With recent accounting scandals, there is an increasingly loud clamour from investors, employees and the general public, to make companies’ accounts more transparent to the lay reader.
Recent high-profile examples of ‘creative accounting’ include Tesco PLC, which, in 2014, overstated its profits by £326m by accounting for a supplier payment scheme in an advantageous manner, allegedly to meet investors’ ever-increasing profit expectations.
A potential current example relates to lenders that offer ‘0% balance transfer cards’ (‘Interest-free credit cards a “ticking time bomb”, bankers fear’, Financial Times 30 April 2017).
Some lenders appear to account for, and report, future expected revenue in their current profit and loss accounts. This revenue comprises interest that will be earned by the lender only if a customer ends the interest-free period without paying off the balance transferred and starts paying a high rate on these transferred balances.
I would suggest that this practice is clairvoyant at best, founded on the assumption that customers retain the debt on the card, do not pay off the transferred balance and then have to pay high rates of interest on this balance.

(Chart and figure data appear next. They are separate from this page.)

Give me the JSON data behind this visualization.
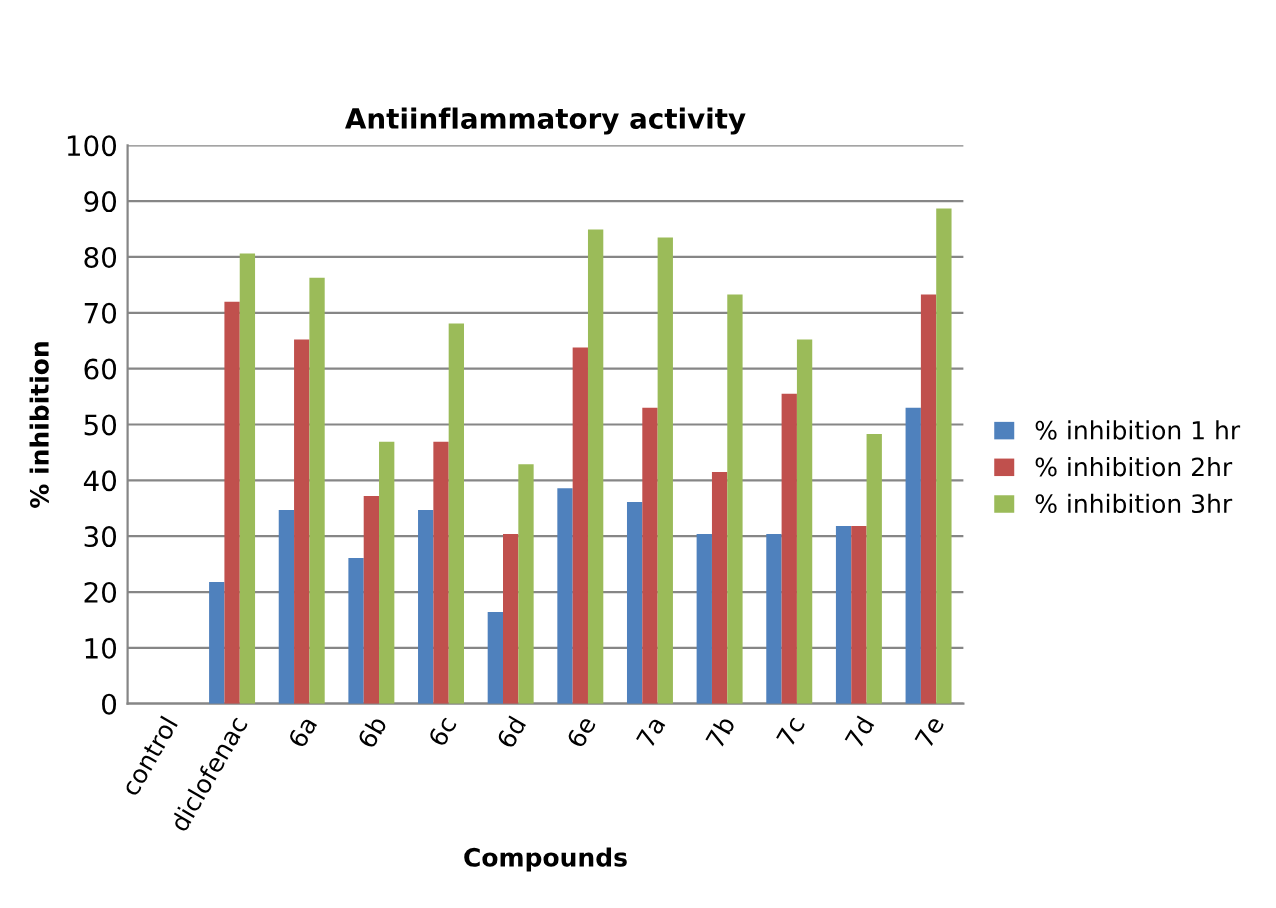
{
  "chart_data": {
    "type": "bar",
    "title": "Antiinflammatory activity",
    "xlabel": "Compounds",
    "ylabel": "% inhibition",
    "categories": [
      "control",
      "diclofenac",
      "6a",
      "6b",
      "6c",
      "6d",
      "6e",
      "7a",
      "7b",
      "7c",
      "7d",
      "7e"
    ],
    "series": [
      {
        "name": "% inhibition 1 hr",
        "color": "#4f81bd",
        "values": [
          0,
          21.8,
          34.7,
          26.1,
          34.7,
          16.4,
          38.6,
          36.1,
          30.4,
          30.4,
          31.8,
          53.0
        ]
      },
      {
        "name": "% inhibition 2hr",
        "color": "#c0504d",
        "values": [
          0,
          72.0,
          65.2,
          37.2,
          46.9,
          30.4,
          63.8,
          53.0,
          41.5,
          55.5,
          31.8,
          73.3
        ]
      },
      {
        "name": "% inhibition 3hr",
        "color": "#9bbb59",
        "values": [
          0,
          80.6,
          76.3,
          46.9,
          68.1,
          42.9,
          84.9,
          83.5,
          73.3,
          65.2,
          48.3,
          88.7
        ]
      }
    ],
    "ylim": [
      0,
      100
    ],
    "yticks": [
      0,
      10,
      20,
      30,
      40,
      50,
      60,
      70,
      80,
      90,
      100
    ],
    "grid": "y",
    "legend": "right"
  }
}
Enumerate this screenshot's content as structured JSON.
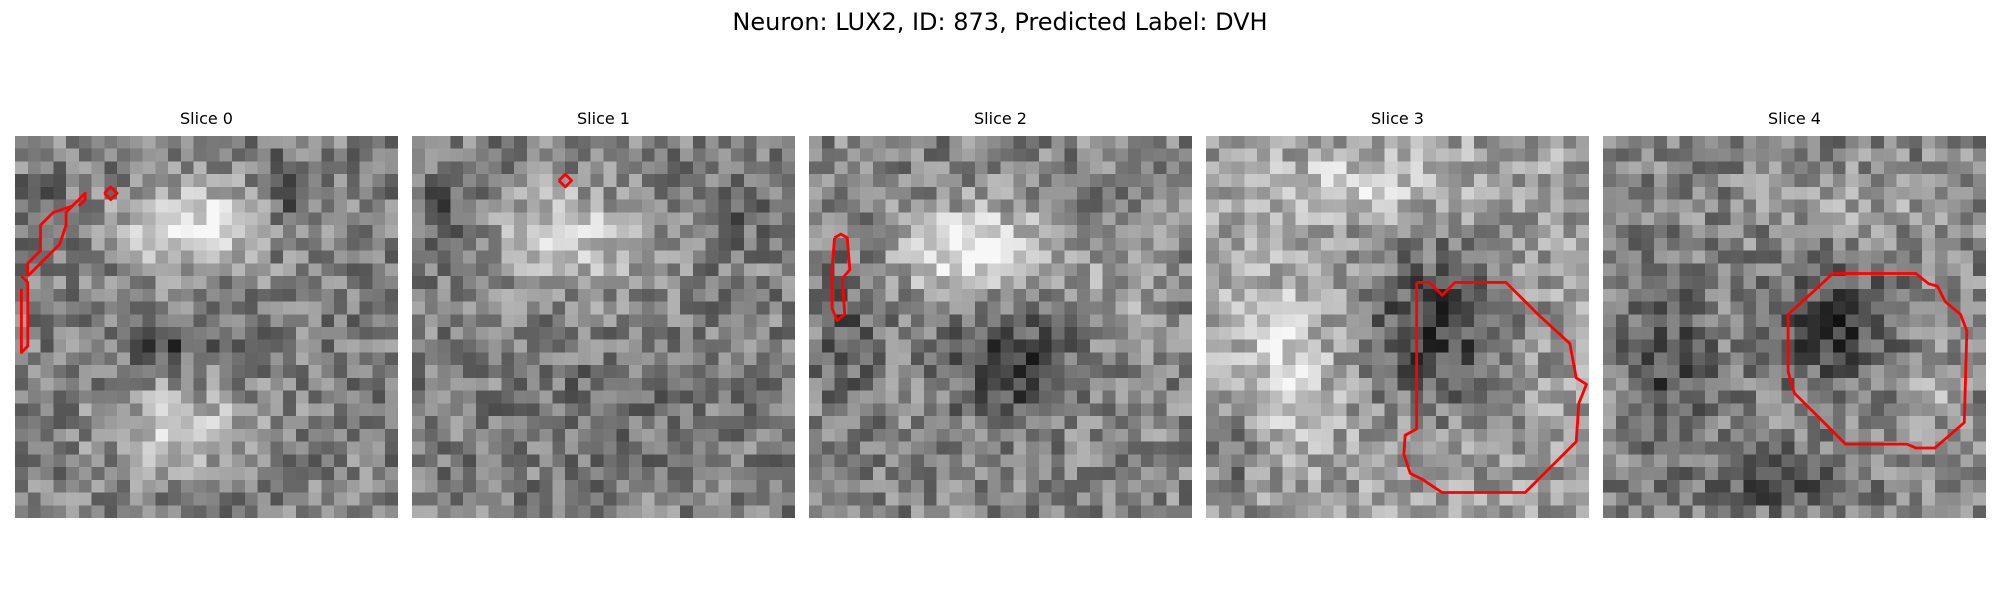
{
  "figure": {
    "title": "Neuron: LUX2, ID: 873, Predicted Label: DVH",
    "contour_color": "#ff0000",
    "colormap": "grayscale"
  },
  "slices": [
    {
      "title": "Slice 0"
    },
    {
      "title": "Slice 1"
    },
    {
      "title": "Slice 2"
    },
    {
      "title": "Slice 3"
    },
    {
      "title": "Slice 4"
    }
  ]
}
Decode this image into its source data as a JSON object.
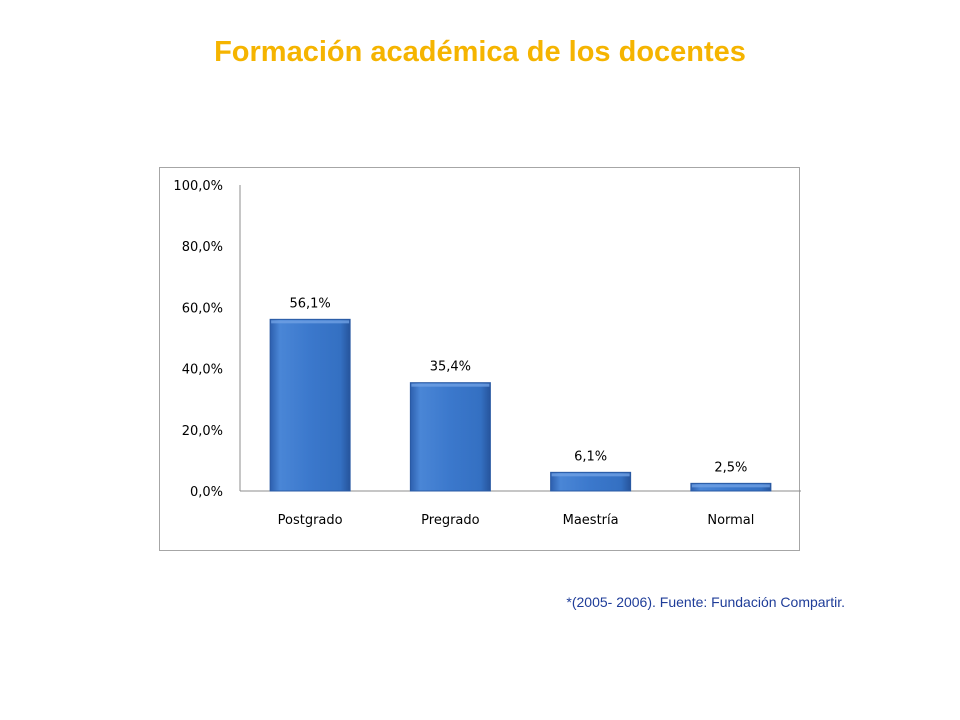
{
  "page": {
    "title": "Formación académica de los docentes",
    "footnote": "*(2005- 2006). Fuente: Fundación Compartir."
  },
  "colors": {
    "title": "#f5b400",
    "bar": "#3a76c8",
    "bar_edge": "#2a5aa3",
    "axis": "#8c8c8c",
    "text": "#000000",
    "footnote": "#1f3d99"
  },
  "chart_data": {
    "type": "bar",
    "title": "",
    "xlabel": "",
    "ylabel": "",
    "categories": [
      "Postgrado",
      "Pregrado",
      "Maestría",
      "Normal"
    ],
    "values": [
      56.1,
      35.4,
      6.1,
      2.5
    ],
    "data_labels": [
      "56,1%",
      "35,4%",
      "6,1%",
      "2,5%"
    ],
    "y_ticks": [
      0,
      20,
      40,
      60,
      80,
      100
    ],
    "y_tick_labels": [
      "0,0%",
      "20,0%",
      "40,0%",
      "60,0%",
      "80,0%",
      "100,0%"
    ],
    "ylim": [
      0,
      100
    ],
    "grid": false,
    "legend": "none"
  }
}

This assumption will, no doubt, be justified by the historical observation, ‘That’s what the majority of our customers usually do.’ Hardly, I would suggest, a sound basis on which to report today profits that will only be earned on some event that may or may not take place in the future.
What happens if the future does not turn out as predicted? Massive hits to the profit will occur but bonuses may have already been paid out in previous periods on the basis of revenue/profit that supposedly, has already been earned. Does that sound familiar? I sense déjà vu!
So my point is simply this. Is it now time to revert to compulsory cash accounting for companies?
I can already hear the howls of protest from at least two vested interests.
- From companies, because using subjective/flexible assumptions to prepare accounts can allow reporting of ever-increasing profits (potentially fuelling an upward-moving share price).
- From accountants, because it would remove at a stroke the need for complex rules regarding revenue recognition and accounting for costs, thus leading to many accountants being superfluous to requirements plus making many complex accounting standards redundant.
I suspect, however, that my proposed simplicity and transparency will not suit all and will therefore never come to be. In fact, I am certain of it!